Город Львов в Петином воображении – от маминых рассказов, а главное, от милых рисунков пером в ее зашорканном блокнотике – всегда возникал в густой узорчатой гриве не сахалинских, а других, пышнокронных деревьев, в кружении куполов, колоколен, балкончиков с коваными решетками, каменных львов с пожилыми пропитыми лицами, что сидят на задних лапах, передними обхватив щиты гербов. Там тренькающие трамваи плавно огибали статуи на цветочных клумбах; там счастливо обитали грациозные пани в шляпках с вуалями, молочники, дворники, шоколадницы, зеленщики; там с круглой высокой колонны слетал к бронзовому Мицкевичу пернатый вестник небес; там в водовороте забавных персонажей сияло в кротком простодушии лицо маминой любимой Баси, виденное им только на фотографии…
– А как там Бася? – морщась в улыбке, спрашивал артист (его длинное имя-отчество обрело для Пети развернутую чеканность гораздо позже). – Помнишь, у нее была привычка повторять: «Никому-сабе!», что означало: мол, некого винить, кроме себя самой, – при этом она была уверена, что говорит по-русски…
И мама, поминутно всхлипывая и улыбаясь, невольно перешла на польский, из которого они с гостем вынырнули, будто очнулись, только когда в беседу вклинился явившийся Ромка. Тот, как обычно, все испаскудил: суетился, острил невпопад, пытаясь склонить гостя к разговору, – к тому разговору, который он только и понимал, – а артист сухо и вежливо отвечал: «Нет, я не пью. Нет, спасибо, не пью…» А отец все напирал и вышучивал трезвенника, вкрадчиво уточняя: или язвенника? – словом, задирался.
Ближе к ночи он напился до той вершины, или той ямы обычного своего самочувствия, когда, еще держась на ногах и даже с какой-то особенной грацией огибая стол и стулья, чудом их не задевая, он гарцевал по крошечной кухне с колодой карт в руке (ах, вы арти-и-ист?
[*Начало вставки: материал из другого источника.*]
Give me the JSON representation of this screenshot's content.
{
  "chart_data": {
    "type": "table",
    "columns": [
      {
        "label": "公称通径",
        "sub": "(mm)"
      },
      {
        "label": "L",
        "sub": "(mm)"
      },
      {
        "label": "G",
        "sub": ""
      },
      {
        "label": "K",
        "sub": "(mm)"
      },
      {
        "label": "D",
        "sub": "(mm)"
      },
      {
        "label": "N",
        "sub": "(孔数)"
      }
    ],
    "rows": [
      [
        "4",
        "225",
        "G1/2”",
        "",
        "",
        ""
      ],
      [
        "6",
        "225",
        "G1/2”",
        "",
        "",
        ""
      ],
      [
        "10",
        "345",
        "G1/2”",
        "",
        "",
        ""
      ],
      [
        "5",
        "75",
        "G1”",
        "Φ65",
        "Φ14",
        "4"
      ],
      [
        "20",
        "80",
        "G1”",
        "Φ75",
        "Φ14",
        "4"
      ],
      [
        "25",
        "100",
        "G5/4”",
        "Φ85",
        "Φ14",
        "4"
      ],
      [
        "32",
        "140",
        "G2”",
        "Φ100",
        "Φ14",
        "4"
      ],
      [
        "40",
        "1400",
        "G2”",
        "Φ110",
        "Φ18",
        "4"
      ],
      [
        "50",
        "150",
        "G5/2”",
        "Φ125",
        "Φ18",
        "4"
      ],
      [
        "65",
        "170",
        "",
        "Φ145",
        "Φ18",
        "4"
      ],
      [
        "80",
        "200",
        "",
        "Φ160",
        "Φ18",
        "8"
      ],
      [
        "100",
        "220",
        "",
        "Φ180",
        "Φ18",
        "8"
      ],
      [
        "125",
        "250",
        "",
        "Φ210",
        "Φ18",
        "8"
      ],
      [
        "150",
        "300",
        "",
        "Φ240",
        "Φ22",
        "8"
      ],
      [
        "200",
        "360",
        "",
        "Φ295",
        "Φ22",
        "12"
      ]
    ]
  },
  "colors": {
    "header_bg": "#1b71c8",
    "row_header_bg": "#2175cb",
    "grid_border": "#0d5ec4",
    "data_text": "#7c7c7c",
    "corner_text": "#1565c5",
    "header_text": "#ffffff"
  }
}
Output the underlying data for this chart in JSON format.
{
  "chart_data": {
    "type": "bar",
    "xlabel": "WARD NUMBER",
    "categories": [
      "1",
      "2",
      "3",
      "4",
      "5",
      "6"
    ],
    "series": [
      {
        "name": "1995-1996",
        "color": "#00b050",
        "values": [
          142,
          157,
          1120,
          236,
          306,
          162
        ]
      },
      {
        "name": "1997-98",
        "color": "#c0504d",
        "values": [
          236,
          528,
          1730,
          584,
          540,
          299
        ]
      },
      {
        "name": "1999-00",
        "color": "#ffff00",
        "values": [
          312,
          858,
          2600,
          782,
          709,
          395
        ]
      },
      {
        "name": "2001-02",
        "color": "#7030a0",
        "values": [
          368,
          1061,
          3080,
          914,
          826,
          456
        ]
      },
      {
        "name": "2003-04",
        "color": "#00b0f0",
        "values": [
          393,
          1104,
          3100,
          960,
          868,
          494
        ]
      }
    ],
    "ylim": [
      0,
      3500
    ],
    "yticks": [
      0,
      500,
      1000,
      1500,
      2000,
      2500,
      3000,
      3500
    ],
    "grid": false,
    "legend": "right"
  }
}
Да здесь у нас артистов до хрена!) – предлагая показать Казимиру Матвеевичу некий обалденный фокус с четырьмя тузами…
И мама глядела на него горящими глазами, с давней бессильной ненавистью.
А у гостя были все основания отказываться от пьяных бесед с человеком, на пиджаке которого красовался памятный знак ВЧК-КГБ. Отсидев изрядный срок по пятьдесят восьмой, он до сих пор не очень разбирался в тонкостях различий родов советских войск, но предпочитал держаться подальше от любого, даже бывшего, даже комиссованного по инвалидности советского офицера. Одному такому офицеру он однажды шутя показал некий номер с куклой усатого, польского воеводы, со смешными и вольными комментариями. Но тому кукла напомнила совсем другого, хотя и тоже усатого, человека. (Это случается, философски объяснял потом Казимир Матвеевич соседям по бараку, один из которых оказался профессором знаменитой львовской математической школы, это нормально, ведь кукольный театр жив ассоциациями.) Так что прямиком после забавного спектакля кукольник угодил в печально известный во Львове дом на улице Дзержинского – длинный, в форме корабля; его построил когда-то известный банкир в память о сыне, погибшем на флоте.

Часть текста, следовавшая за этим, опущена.